Studies in recent years have reported a decline in US life expectancy and rising mortality rates among middle-aged Americans. A leading factor has been an alarming increase in accidental drug overdoses, but an increase in other so-called “deaths of despair” (e.g., deaths from alcohol abuse and suicides) has also been reported.
These deaths point to an insidious public health crisis with national implications. As life expectancy falls in the United States, it continues to increase in other high-income countries. Understanding the root causes is urgent.
In 2016, the VCU Center on Society and Health partnered with the University of Pittsburgh to undertake a series of studies to examine, in greater detail, the causes of death contributing to this rise in midlife mortality, the places most impacted by this trend, and the population groups most deeply affected.
The white population
We began by studying middle-aged whites, the population that early research had identified as most impacted by this trend. (Prior studies had indicated that populations of color were not experiencing an increase in “deaths of despair.”) The California Endowment funded us to examine whether white mortality was increasing in California and, for comparison, in Minnesota and Virginia. Foundations in Missouri and Kansas learned of this work and asked us to replicate the analysis in their states.
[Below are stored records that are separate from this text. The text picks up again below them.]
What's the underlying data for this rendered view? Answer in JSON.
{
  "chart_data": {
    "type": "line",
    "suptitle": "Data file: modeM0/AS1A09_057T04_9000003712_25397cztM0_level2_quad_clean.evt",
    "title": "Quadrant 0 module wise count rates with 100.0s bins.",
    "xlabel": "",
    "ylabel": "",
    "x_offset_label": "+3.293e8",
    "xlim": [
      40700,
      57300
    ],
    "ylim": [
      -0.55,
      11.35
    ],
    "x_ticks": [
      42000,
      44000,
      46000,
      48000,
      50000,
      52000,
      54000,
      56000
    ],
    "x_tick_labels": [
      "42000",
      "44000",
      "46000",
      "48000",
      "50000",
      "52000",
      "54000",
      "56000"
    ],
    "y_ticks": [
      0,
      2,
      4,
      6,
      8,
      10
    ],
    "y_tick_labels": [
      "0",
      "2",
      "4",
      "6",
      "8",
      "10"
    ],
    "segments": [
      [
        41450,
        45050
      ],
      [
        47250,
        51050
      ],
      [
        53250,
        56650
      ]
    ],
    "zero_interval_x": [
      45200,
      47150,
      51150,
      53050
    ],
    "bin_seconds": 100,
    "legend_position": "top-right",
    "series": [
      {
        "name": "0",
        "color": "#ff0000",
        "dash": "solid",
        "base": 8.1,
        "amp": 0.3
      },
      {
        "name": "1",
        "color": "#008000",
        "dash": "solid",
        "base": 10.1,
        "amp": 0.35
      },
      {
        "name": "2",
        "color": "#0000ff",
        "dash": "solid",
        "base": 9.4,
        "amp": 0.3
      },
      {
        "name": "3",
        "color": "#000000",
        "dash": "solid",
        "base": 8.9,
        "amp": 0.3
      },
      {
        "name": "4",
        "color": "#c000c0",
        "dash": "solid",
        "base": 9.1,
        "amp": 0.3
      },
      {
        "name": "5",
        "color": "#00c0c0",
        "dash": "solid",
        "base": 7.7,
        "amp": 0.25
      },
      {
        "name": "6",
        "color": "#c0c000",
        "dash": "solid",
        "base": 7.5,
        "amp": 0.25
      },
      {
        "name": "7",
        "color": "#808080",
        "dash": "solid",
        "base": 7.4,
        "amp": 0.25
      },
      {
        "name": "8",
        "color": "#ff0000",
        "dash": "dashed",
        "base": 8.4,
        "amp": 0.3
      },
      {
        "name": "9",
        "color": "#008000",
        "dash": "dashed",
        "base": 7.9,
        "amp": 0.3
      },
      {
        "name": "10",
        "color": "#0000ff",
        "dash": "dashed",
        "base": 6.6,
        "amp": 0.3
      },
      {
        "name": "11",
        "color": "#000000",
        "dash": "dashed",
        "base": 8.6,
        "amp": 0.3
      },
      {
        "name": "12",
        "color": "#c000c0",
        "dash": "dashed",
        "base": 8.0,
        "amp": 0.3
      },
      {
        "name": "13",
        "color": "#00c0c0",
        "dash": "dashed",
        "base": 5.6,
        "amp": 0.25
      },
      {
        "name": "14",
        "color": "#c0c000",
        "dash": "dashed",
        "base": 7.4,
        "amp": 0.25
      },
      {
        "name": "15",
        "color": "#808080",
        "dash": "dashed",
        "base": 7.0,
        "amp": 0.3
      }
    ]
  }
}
For our analysis of these five states, we partnered with the University of Pittsburgh Graduate School of Public Health, which manages the Mortality and Population Data System (MPDS). Together we conducted a meticulous analysis of more than 100 causes of death from 1995 to 2014.
The results appear here. They include, for each state, an issue brief that summarizes the findings and a technical supplement with more detailed data and methods. They document an increase in white mortality from “stress-related conditions,” beginning in the 1990s and affecting adults from their 20s to their 60s. The increases were concentrated in regions and counties that had experienced prolonged periods of economic distress.
Populations of color
In 2018 the Center extended its analysis to the entire US population with a focus on comparing trends across racial and ethnic groups. This effort was stimulated by recent reports suggesting that the rise in drug overdoses and other causes was not, as previously believed, restricted to the white population.
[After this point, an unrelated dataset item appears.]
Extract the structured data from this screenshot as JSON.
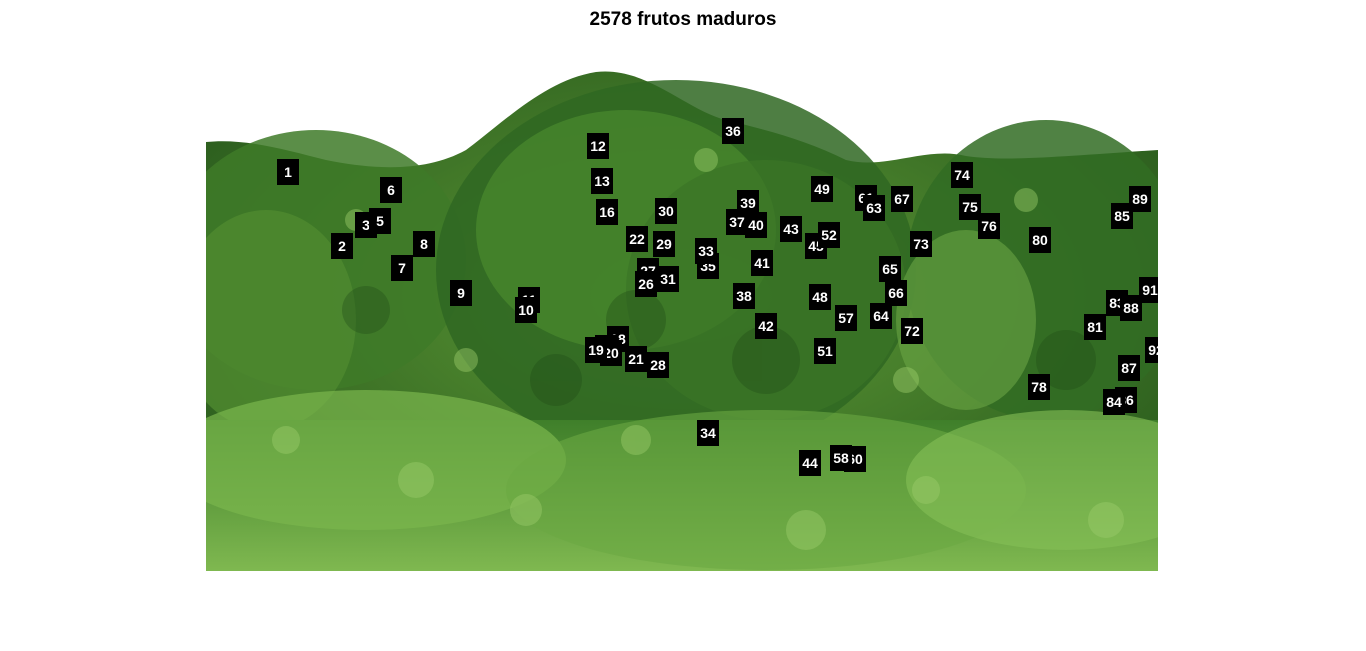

Our unprecedented analysis, published in The BMJ to an international audience, showed that midlife death rates are climbing for multiple conditions, not just drug abuse, and that this is happening in cities and rural areas across the nation, among whites and non-whites. The increases in mortality are affecting multiple body systems and striking multiple racial and ethnic groups, offsetting years of progress in lowering death rates among black and Hispanic adults.
Finding the cause of this alarming trend is urgent. Our work suggests that the opioid epidemic is the tip of the iceberg. No single factor can explain the sweeping decline in US health involving multiple body systems, mental health, and injuries. We believe the results suggest a systemic cause and plan to conduct follow-up research to explore potential explanations.